Everyone loves to have a really great laugh about the various follies of their youth, their wild behavior or random indescrestions. I mean, really, who doesn’t love a story about something crazy?
Me? I have tons of them. And my friends love to have me tell them. The truth is, for all my foul language and snarky behavior, I’m surprisingly conservative in real life. I hate wearing things that show too much skin, I’m not crazy about tons of makeup when I go out and I actually rarely put any one at all. My main vice is drinking.
I drank A LOT in high school. I drank so much in high school that by the time I turned twenty-one it was a bore. I went to Vegas to celebrate, I hit a few bars, but really, the novelty of drinking wore of at 12:01am on my birthday. All that drinking leads to some pretty hilarious tales though. And I’m happy to recount (most of) them to my friends as we laugh at a wild and misspent youth.
One of my more fabulous stories is the time I turned a straight guy gay.
I’m not here to argue gay rights, nature VS nurture or any of that jazz. I’m here to tell you about the time I hit a house party of a friend of a friend of a friend.
We arrived in true loud and raucous fashion. I headed straight to the kitchen and proceeded to pour out my signature line of shots of tequila. This is what I do. I drink tequila. I drink it straight out of the bottle, but I don’t like to do that right away, that would be rude. But a line of shots ready for me to slam through them, that’s a nice way to ease into a party. You can lick your full forearm and pour salt all the way down it, then cut your lime in half and get a good six or seven shots off that in rapid succession. That was my signature.

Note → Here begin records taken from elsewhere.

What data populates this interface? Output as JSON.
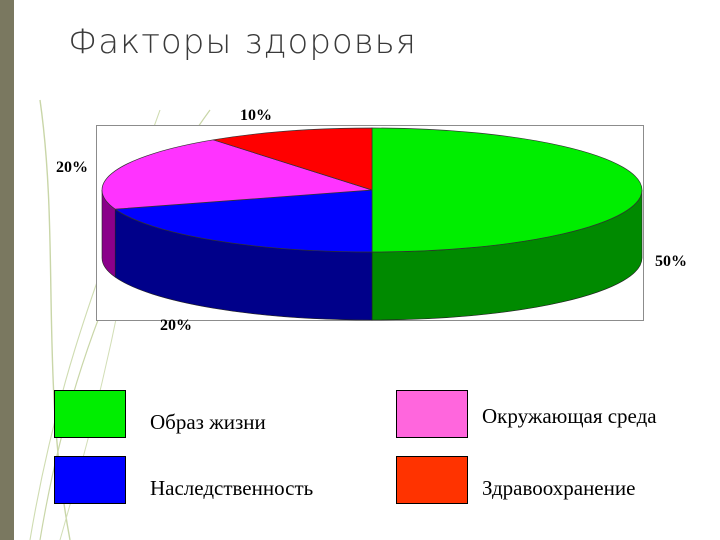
{
  "slide": {
    "title": "Факторы здоровья"
  },
  "chart_data": {
    "type": "pie",
    "title": "",
    "three_d": true,
    "categories": [
      "Образ жизни",
      "Наследственность",
      "Окружающая среда",
      "Здравоохранение"
    ],
    "values": [
      50,
      20,
      20,
      10
    ],
    "value_labels": [
      "50%",
      "20%",
      "20%",
      "10%"
    ],
    "colors": [
      "#00ee00",
      "#0000ff",
      "#ff33ff",
      "#ff0000"
    ],
    "side_colors": [
      "#008a00",
      "#00008a",
      "#8a008a",
      "#8a0000"
    ],
    "legend": [
      {
        "label": "Образ жизни",
        "color": "#00ee00"
      },
      {
        "label": "Окружающая среда",
        "color": "#ff66dd"
      },
      {
        "label": "Наследственность",
        "color": "#0000ff"
      },
      {
        "label": "Здравоохранение",
        "color": "#ff3300"
      }
    ]
  }
}
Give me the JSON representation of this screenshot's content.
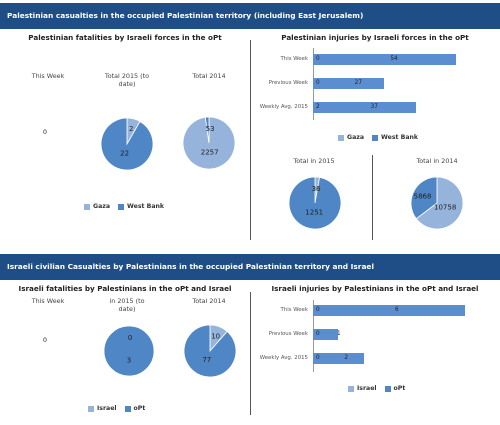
{
  "section1": {
    "banner": "Palestinian casualties in the occupied Palestinian territory (including East Jerusalem)",
    "fatalities_title": "Palestinian fatalities by Israeli forces in the oPt",
    "injuries_title": "Palestinian injuries by Israeli forces in the oPt",
    "col_this_week": "This Week",
    "col_total_2015": "Total 2015 (to date)",
    "col_total_2014": "Total 2014",
    "this_week_value": "0",
    "inj_total_2015": "Total in 2015",
    "inj_total_2014": "Total in 2014"
  },
  "section2": {
    "banner": "Israeli civilian Casualties by Palestinians in the occupied Palestinian territory and Israel",
    "fatalities_title": "Israeli fatalities by Palestinians in the oPt and Israel",
    "injuries_title": "Israeli injuries by Palestinians in the oPt and Israel",
    "col_this_week": "This Week",
    "col_in_2015": "in 2015 (to date)",
    "col_total_2014": "Total 2014",
    "this_week_value": "0"
  },
  "colors": {
    "light": "#95b3db",
    "dark": "#4f86c6",
    "bar": "#5b8ed0",
    "banner": "#1f4e87"
  },
  "chart_data": [
    {
      "type": "pie",
      "id": "pal_fat_2015",
      "categories": [
        "Gaza",
        "West Bank"
      ],
      "values": [
        2,
        22
      ],
      "legend": [
        "Gaza",
        "West Bank"
      ]
    },
    {
      "type": "pie",
      "id": "pal_fat_2014",
      "categories": [
        "Gaza",
        "West Bank"
      ],
      "values": [
        2257,
        53
      ]
    },
    {
      "type": "bar",
      "id": "pal_inj_bars",
      "orientation": "horizontal",
      "categories": [
        "This Week",
        "Previous Week",
        "Weekly Avg. 2015"
      ],
      "series": [
        {
          "name": "Gaza",
          "values": [
            0,
            0,
            2
          ]
        },
        {
          "name": "West Bank",
          "values": [
            54,
            27,
            37
          ]
        }
      ],
      "legend": [
        "Gaza",
        "West Bank"
      ]
    },
    {
      "type": "pie",
      "id": "pal_inj_2015",
      "categories": [
        "Gaza",
        "West Bank"
      ],
      "values": [
        36,
        1251
      ]
    },
    {
      "type": "pie",
      "id": "pal_inj_2014",
      "categories": [
        "Gaza",
        "West Bank"
      ],
      "values": [
        10758,
        5868
      ]
    },
    {
      "type": "pie",
      "id": "isr_fat_2015",
      "categories": [
        "Israel",
        "oPt"
      ],
      "values": [
        0,
        3
      ],
      "legend": [
        "Israel",
        "oPt"
      ]
    },
    {
      "type": "pie",
      "id": "isr_fat_2014",
      "categories": [
        "Israel",
        "oPt"
      ],
      "values": [
        10,
        77
      ]
    },
    {
      "type": "bar",
      "id": "isr_inj_bars",
      "orientation": "horizontal",
      "categories": [
        "This Week",
        "Previous Week",
        "Weekly Avg. 2015"
      ],
      "series": [
        {
          "name": "Israel",
          "values": [
            0,
            0,
            0
          ]
        },
        {
          "name": "oPt",
          "values": [
            6,
            1,
            2
          ]
        }
      ],
      "legend": [
        "Israel",
        "oPt"
      ]
    }
  ]
}
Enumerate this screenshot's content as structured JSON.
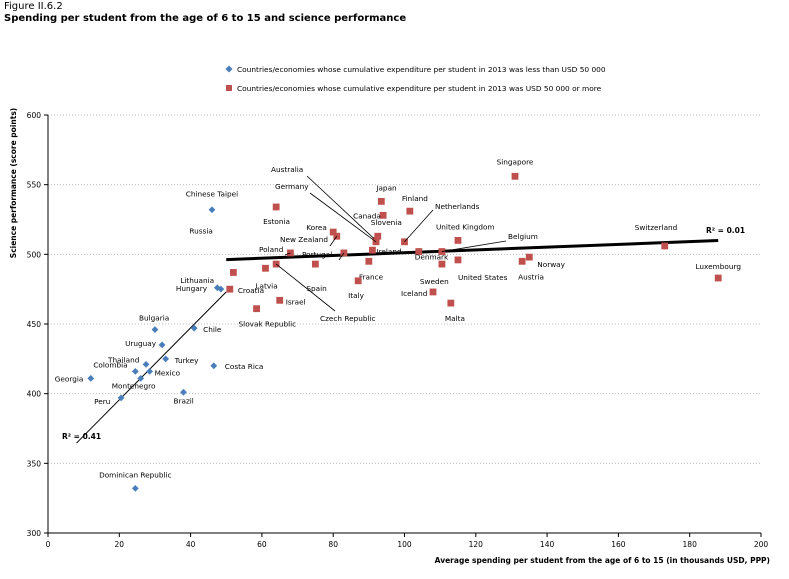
{
  "figure_label": "Figure II.6.2",
  "title": "Spending per student from the age of 6 to 15 and science performance",
  "colors": {
    "low": "#4a7ebb",
    "high": "#c0504d",
    "trend": "#000000",
    "grid": "#bfbfbf"
  },
  "chart_data": {
    "type": "scatter",
    "xlabel": "Average spending per student from the age of 6 to 15 (in thousands USD, PPP)",
    "ylabel": "Science performance (score points)",
    "xlim": [
      0,
      200
    ],
    "ylim": [
      300,
      600
    ],
    "x_ticks": [
      "0",
      "20",
      "40",
      "60",
      "80",
      "100",
      "120",
      "140",
      "160",
      "180",
      "200"
    ],
    "y_ticks": [
      "300",
      "350",
      "400",
      "450",
      "500",
      "550",
      "600"
    ],
    "grid": "horizontal dotted",
    "legend_position": "top-center",
    "series": [
      {
        "name": "Countries/economies whose cumulative expenditure per student in 2013 was less than USD 50 000",
        "marker": "diamond",
        "trend_label": "R² = 0.41",
        "points": [
          {
            "label": "Chinese Taipei",
            "x": 46,
            "y": 532
          },
          {
            "label": "Lithuania",
            "x": 47.5,
            "y": 476
          },
          {
            "label": "Hungary",
            "x": 48.5,
            "y": 475
          },
          {
            "label": "Bulgaria",
            "x": 30,
            "y": 446
          },
          {
            "label": "Chile",
            "x": 41,
            "y": 447
          },
          {
            "label": "Uruguay",
            "x": 32,
            "y": 435
          },
          {
            "label": "Thailand",
            "x": 27.5,
            "y": 421
          },
          {
            "label": "Turkey",
            "x": 33,
            "y": 425
          },
          {
            "label": "Colombia",
            "x": 24.5,
            "y": 416
          },
          {
            "label": "Mexico",
            "x": 28.5,
            "y": 416
          },
          {
            "label": "Montenegro",
            "x": 26,
            "y": 411
          },
          {
            "label": "Georgia",
            "x": 12,
            "y": 411
          },
          {
            "label": "Costa Rica",
            "x": 46.5,
            "y": 420
          },
          {
            "label": "Peru",
            "x": 20.5,
            "y": 397
          },
          {
            "label": "Brazil",
            "x": 38,
            "y": 401
          },
          {
            "label": "Dominican Republic",
            "x": 24.5,
            "y": 332
          }
        ]
      },
      {
        "name": "Countries/economies whose cumulative expenditure per student in 2013 was USD 50 000 or more",
        "marker": "square",
        "trend_label": "R² = 0.01",
        "points": [
          {
            "label": "Singapore",
            "x": 131,
            "y": 556
          },
          {
            "label": "Japan",
            "x": 93.5,
            "y": 538
          },
          {
            "label": "Estonia",
            "x": 64,
            "y": 534
          },
          {
            "label": "Finland",
            "x": 101.5,
            "y": 531
          },
          {
            "label": "Canada",
            "x": 94,
            "y": 528
          },
          {
            "label": "Korea",
            "x": 80,
            "y": 516
          },
          {
            "label": "New Zealand",
            "x": 81,
            "y": 513
          },
          {
            "label": "Slovenia",
            "x": 92.5,
            "y": 513
          },
          {
            "label": "Australia",
            "x": 92,
            "y": 510
          },
          {
            "label": "Germany",
            "x": 92,
            "y": 509
          },
          {
            "label": "Netherlands",
            "x": 100,
            "y": 509
          },
          {
            "label": "United Kingdom",
            "x": 115,
            "y": 510
          },
          {
            "label": "Switzerland",
            "x": 173,
            "y": 506
          },
          {
            "label": "Denmark",
            "x": 104,
            "y": 502
          },
          {
            "label": "Belgium",
            "x": 110.5,
            "y": 502
          },
          {
            "label": "Poland",
            "x": 68,
            "y": 501
          },
          {
            "label": "Portugal",
            "x": 83,
            "y": 501
          },
          {
            "label": "Ireland",
            "x": 91,
            "y": 503
          },
          {
            "label": "Norway",
            "x": 135,
            "y": 498
          },
          {
            "label": "Austria",
            "x": 133,
            "y": 495
          },
          {
            "label": "United States",
            "x": 115,
            "y": 496
          },
          {
            "label": "Spain",
            "x": 75,
            "y": 493
          },
          {
            "label": "France",
            "x": 90,
            "y": 495
          },
          {
            "label": "Russia",
            "x": 52,
            "y": 487
          },
          {
            "label": "Latvia",
            "x": 61,
            "y": 490
          },
          {
            "label": "Sweden",
            "x": 110.5,
            "y": 493
          },
          {
            "label": "Czech Republic",
            "x": 64,
            "y": 493
          },
          {
            "label": "Italy",
            "x": 87,
            "y": 481
          },
          {
            "label": "Luxembourg",
            "x": 188,
            "y": 483
          },
          {
            "label": "Croatia",
            "x": 51,
            "y": 475
          },
          {
            "label": "Iceland",
            "x": 108,
            "y": 473
          },
          {
            "label": "Israel",
            "x": 65,
            "y": 467
          },
          {
            "label": "Malta",
            "x": 113,
            "y": 465
          },
          {
            "label": "Slovak Republic",
            "x": 58.5,
            "y": 461
          }
        ]
      }
    ]
  }
}
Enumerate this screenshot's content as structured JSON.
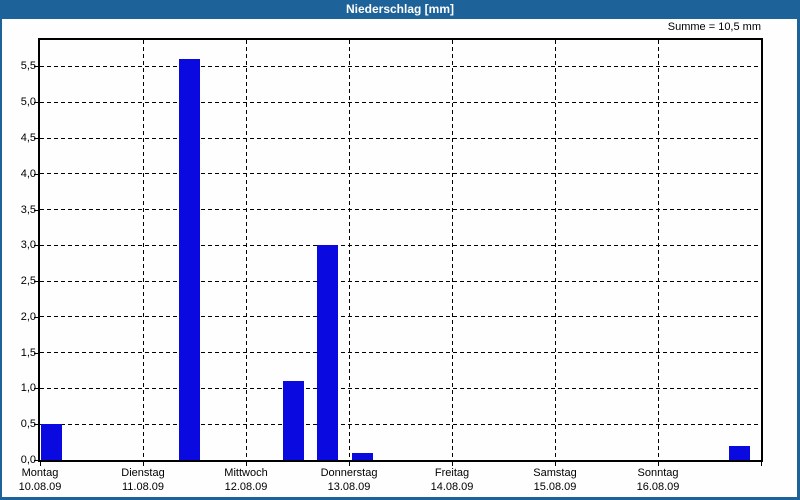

Once I began doing that and teaching others how to as well, someone -cough, me, cough cough-suggested body shots. It just so happened that a very cute young man was standing next to me when I did so. What a crazy happenstance! What are the odds!?
He and I proceeded to get drunker by the minute and at some point decided to have a rather fabulous kissing session while licking salt off each other. But that’s not really all that ridiculous is it? That’s pretty standard and par for the course. At some point our designated driver disappeared, my friend with a broken food couldn’t drive us home and I may or may not have been too young to drive at the time. (I told you, I drank my way through high school).
The following day was my first day at my new job. Brand new employee, brand new job, brand new people…
That is, brand new people until I was introduced to the person in charge of training me. Who just so happened to be the very cute, very drunk, gentleman I had allowed to lick salt off of my usually covered up parts. Talk about horrifying.
There I am, standing in front of a guy whose name I can’t remember, hung over and realizing that I don’t know his name, but we sure “know” each other. We shook hands as if we were strangers and waiting for my tour with the boss to be done before discussing with each other how the universe was conspiring against us.
This guy turned out to be one of my best friends in the long run. It’s hard to not get along with and become friends with someone who once licked salt off your cleavage and then took a bit of lime out of your mouth via a very passionate kiss after having just met you. And whom you allowed to give a drunken bang trim to you while sitting outside in the dark. (Seriously, he asked me to cut his hair and I obliged. We were nutty!) So where does the gay thing come in? About two years later.
I wasn’t surprised that he was gay and, frankly, I couldn’t care either way. Gay, straight, whatever dude. But one night, we were sitting around having a few drinks and hanging out with our co-workers when we decided to share how we truly met and knew each other. I mean, it is odd for two strangers to instantly bond the way we did. We laughed and cheered at all the good parts as the tale of drunken hair cuts, kisses, and I think a shower was involved at some point, was woven vividly right before us.
He and I hugged and laughed even harder. All sexual chemistry had long since been gone. It had never gone past our drunken “first date.” But then he announced to everyone that he believes that I was his last straight experience. In fact, it was the next day that he felt sure he was gay for the first time and it was a few days after that that he came out to his friends and family.
Yep, I have that talent. I take a smoken’ hot straight guy and help him realize he’s gay.